Falls Prevention – Part 1
Falls are a common occurrence for people aged over 65 with a third of the elderly having a fall each year [1]. Approximately 1 in 10 falls result in fractures, soft tissue & serious head injuries, reduced quality of life, a lack of confidence and a fear of falling again [1, 5].
The most common causes of falls are frailty, poor balance, and a lack of strength. This can occur due to a multitude of conditions or scenarios that affects each individual differently [3]. For example, a person with Parkinson’s Disease is at a higher risk of falls due to spasticity, freezing of gait and impaired mobility [4]. However, an elderly woman with osteoporosis may be frailer and more prone to fractures upon falling.
All these conditions should be consulted with a health professional to provide a safe and effective falls prevention program for the patient. The risk of falling increases with the number of predisposing factors and conditions [5]. For example, in a cohort of elderly persons in the community, the risk of falling rose from 8% with no risk factors to 78% with greater than four risk factors [5].

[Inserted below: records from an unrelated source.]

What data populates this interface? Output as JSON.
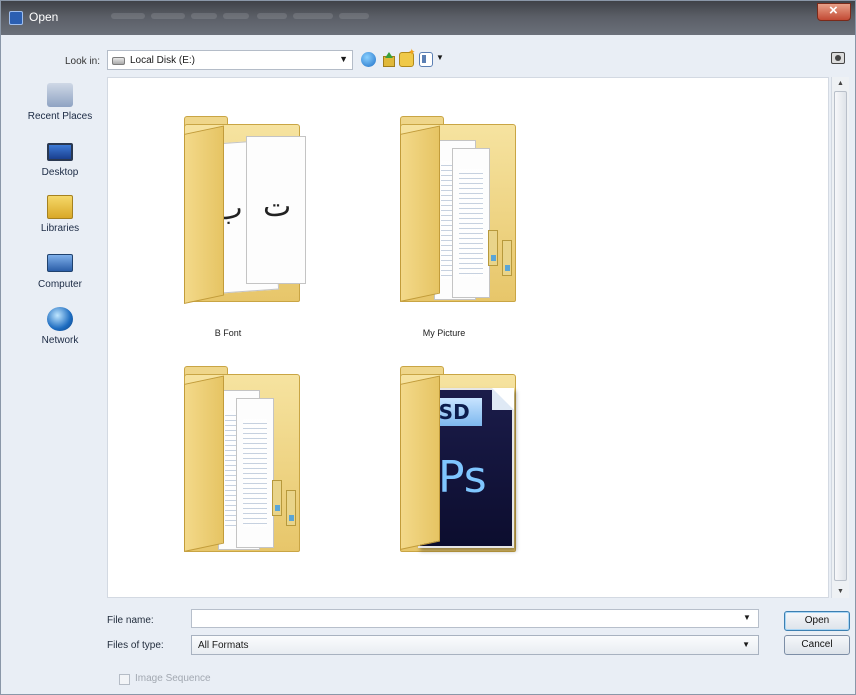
{
  "window": {
    "title": "Open"
  },
  "toolbar": {
    "look_in_label": "Look in:",
    "look_in_value": "Local Disk (E:)",
    "icons": [
      "back-icon",
      "up-folder-icon",
      "new-folder-icon",
      "view-menu-icon",
      "camera-icon"
    ]
  },
  "places": [
    {
      "label": "Recent Places",
      "icon": "recent-places-icon"
    },
    {
      "label": "Desktop",
      "icon": "desktop-icon"
    },
    {
      "label": "Libraries",
      "icon": "libraries-icon"
    },
    {
      "label": "Computer",
      "icon": "computer-icon"
    },
    {
      "label": "Network",
      "icon": "network-icon"
    }
  ],
  "items": [
    {
      "label": "B Font",
      "type": "folder"
    },
    {
      "label": "My Picture",
      "type": "folder"
    },
    {
      "label": "",
      "type": "folder"
    },
    {
      "label": "",
      "type": "psd-file"
    }
  ],
  "psd_icon": {
    "badge": "PSD",
    "mark": "Ps"
  },
  "font_glyphs": [
    "أ ب",
    "ت"
  ],
  "form": {
    "file_name_label": "File name:",
    "file_name_value": "",
    "files_of_type_label": "Files of type:",
    "files_of_type_value": "All Formats",
    "open_label": "Open",
    "cancel_label": "Cancel",
    "image_sequence_label": "Image Sequence"
  }
}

“Exercise is one of the largest evidence-based practices in falls prevention.
The most effective type of exercise has been shown to be strength, balance, gait training and functional activities to reduce falls risk [2].”
Exercises should target both strength and balance training to reduce the risk of falls. These exercises should be supervised in a safe environment to always ensure patient safety. Incorporating a home-based exercise programme can additionally encourage patients to perform daily tasks at home throughout the day. A study showed that walking and other activities are effective however should not be the only exercise for falls risk, therefore, the multidimensional approach is vital [3].
By conducting a comprehensive program of balance, strength, and endurance training, you should see an improvement in overall function, increased independence and decreased all-cause mortality risk.
Written by Hannah Boardman
References
- Pinheiro M, Oliveira J, Bauman A, Fairhall N, Kwok W, Sherrington C. Evidence on physical activity and osteoporosis prevention for people aged 65+ years: a systematic review to inform the WHO guidelines on physical activity and sedentary behaviour. International Journal of Behavioral Nutrition and Physical Activity. 2020;17(1).
- Lee S, Kim H. Exercise Interventions for Preventing Falls Among Older People in Care Facilities: A Meta-Analysis. Worldviews on Evidence-Based Nursing. 2016;14(1):74-80.
- Gardner M. Practical implementation of an exercise-based falls prevention programme. Age and Ageing. 2001;30(1):77-83.
- Allen N, Schwarzel A, Canning C. Recurrent Falls in Parkinson’s Disease: A Systematic Review. Parkinson’s Disease. 2013;2013:1-16.
- Tinetti M. Preventing Falls in Elderly Persons. New England Journal of Medicine. 2003;348(1):42-49.